For example, in your case, the job fails because Batch hasn't supported Red Hat, so Batch is trying to install docker with default "apt-get" command, which results the docker failure for the container job.

Out of curiosity, is the Red Hat the required OS you need to use,  or will a replacement OS such as Debian or CentOS work?

Thanks!

Thank you so much @wenyhu and my rain is about to burst identifying which command its not able to find but never thought of os support here.
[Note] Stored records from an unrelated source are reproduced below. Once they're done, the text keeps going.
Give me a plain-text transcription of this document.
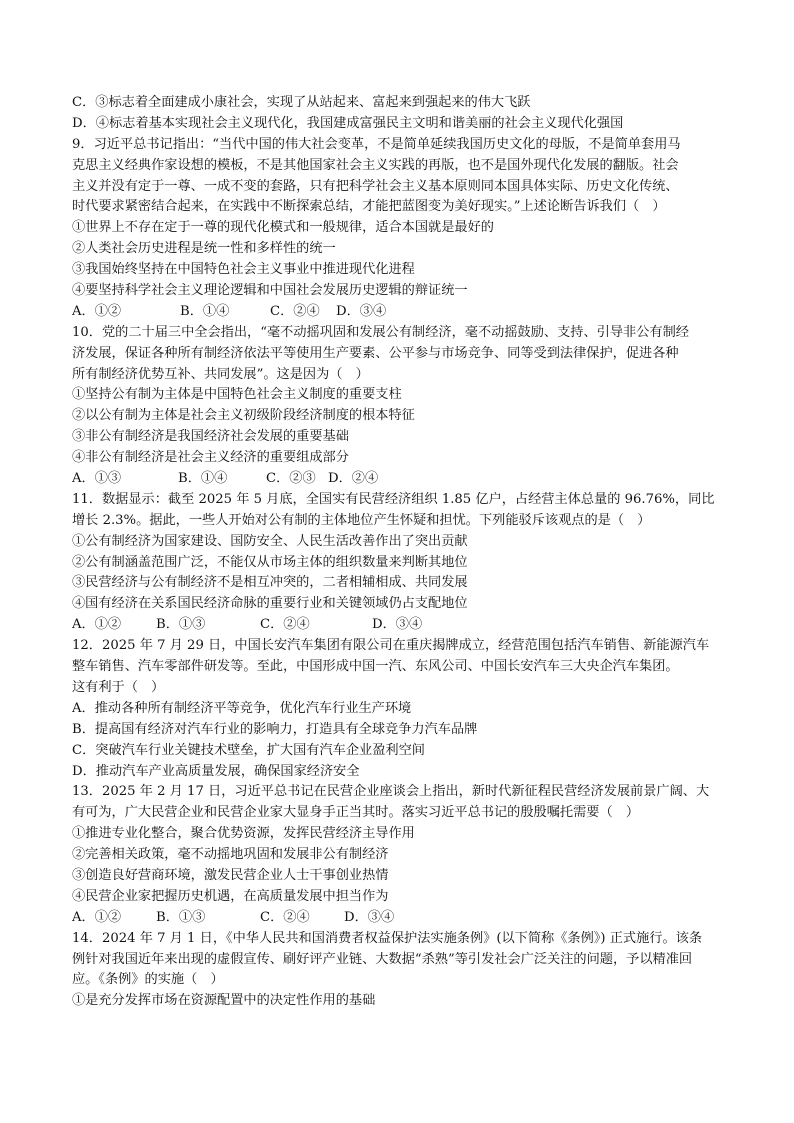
C．③标志着全面建成小康社会，实现了从站起来、富起来到强起来的伟大飞跃
D．④标志着基本实现社会主义现代化，我国建成富强民主文明和谐美丽的社会主义现代化强国
9．习近平总书记指出：“当代中国的伟大社会变革，不是简单延续我国历史文化的母版，不是简单套用马
克思主义经典作家设想的模板，不是其他国家社会主义实践的再版，也不是国外现代化发展的翻版。社会
主义并没有定于一尊、一成不变的套路，只有把科学社会主义基本原则同本国具体实际、历史文化传统、
时代要求紧密结合起来，在实践中不断探索总结，才能把蓝图变为美好现实。”上述论断告诉我们（　）
①世界上不存在定于一尊的现代化模式和一般规律，适合本国就是最好的
②人类社会历史进程是统一性和多样性的统一
③我国始终坚持在中国特色社会主义事业中推进现代化进程
④要坚持科学社会主义理论逻辑和中国社会发展历史逻辑的辩证统一
A．①②	B．①④	C．②④ D．③④
10．党的二十届三中全会指出，“毫不动摇巩固和发展公有制经济，毫不动摇鼓励、支持、引导非公有制经
济发展，保证各种所有制经济依法平等使用生产要素、公平参与市场竞争、同等受到法律保护，促进各种
所有制经济优势互补、共同发展”。这是因为（　）
①坚持公有制为主体是中国特色社会主义制度的重要支柱
②以公有制为主体是社会主义初级阶段经济制度的根本特征
③非公有制经济是我国经济社会发展的重要基础
④非公有制经济是社会主义经济的重要组成部分
A．①③	B．①④	C．②③ D．②④
11．数据显示：截至 2025 年 5 月底，全国实有民营经济组织 1.85 亿户，占经营主体总量的 96.76%，同比
增长 2.3%。据此，一些人开始对公有制的主体地位产生怀疑和担忧。下列能驳斥该观点的是（　）
①公有制经济为国家建设、国防安全、人民生活改善作出了突出贡献
②公有制涵盖范围广泛，不能仅从市场主体的组织数量来判断其地位
③民营经济与公有制经济不是相互冲突的，二者相辅相成、共同发展
④国有经济在关系国民经济命脉的重要行业和关键领域仍占支配地位
A．①②	B．①③	C．②④	D．③④
12．2025 年 7 月 29 日，中国长安汽车集团有限公司在重庆揭牌成立，经营范围包括汽车销售、新能源汽车
整车销售、汽车零部件研发等。至此，中国形成中国一汽、东风公司、中国长安汽车三大央企汽车集团。
这有利于（　）
A．推动各种所有制经济平等竞争，优化汽车行业生产环境
B．提高国有经济对汽车行业的影响力，打造具有全球竞争力汽车品牌
C．突破汽车行业关键技术壁垒，扩大国有汽车企业盈利空间
D．推动汽车产业高质量发展，确保国家经济安全
13．2025 年 2 月 17 日，习近平总书记在民营企业座谈会上指出，新时代新征程民营经济发展前景广阔、大
有可为，广大民营企业和民营企业家大显身手正当其时。落实习近平总书记的殷殷嘱托需要（　）
①推进专业化整合，聚合优势资源，发挥民营经济主导作用
②完善相关政策，毫不动摇地巩固和发展非公有制经济
③创造良好营商环境，激发民营企业人士干事创业热情
④民营企业家把握历史机遇，在高质量发展中担当作为
A．①②	B．①③	C．②④	D．③④
14．2024 年 7 月 1 日，《中华人民共和国消费者权益保护法实施条例》(以下简称《条例》) 正式施行。该条
例针对我国近年来出现的虚假宣传、刷好评产业链、大数据“杀熟”等引发社会广泛关注的问题，予以精准回
应。《条例》的实施（　）
①是充分发挥市场在资源配置中的决定性作用的基础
It's good to know that Batch doest support Red Hat Linux yet. Certainly I can try with with OS.

Regards,

G

@wenyhu 

Thanks again for your response. Based on recommendation I switched my instance template to Debian and after switching to Debian I am still getting the same error but this time exit code 100. Have you ever seen this error and what could be it related to. There is no much information in the logs.

Error:

Job state is set from SCHEDULED to FAILED for job projects/XXXXXXXXXXXXXXX/locations/us-central1/jobs/XXXXXXXXX-orch-202309191306. Job failed due to task failures. For example, task with index 0 failed, failed task event description is Task state is updated from PENDING to FAILED on zones/us-central1-c/instances/8693805527343590318 with exit code 100.

Thanks!

G

Hi @gkadam2011,

It seems your Batch job with Debian 10 image is failed with error `Unable to acquire the dpkg frontend lock (/var/lib/dpkg/lock-frontend), is another process using it?`.  Could you try to retry on the failed tasks with https://cloud.google.com/batch/docs/automate-task-retries to see whether it helps?

If not, could you start with using Batch Debian image to see whether it works: https://cloud.google.com/batch/docs/vm-os-environment-overview#supported_vm_os_images? 

Thanks!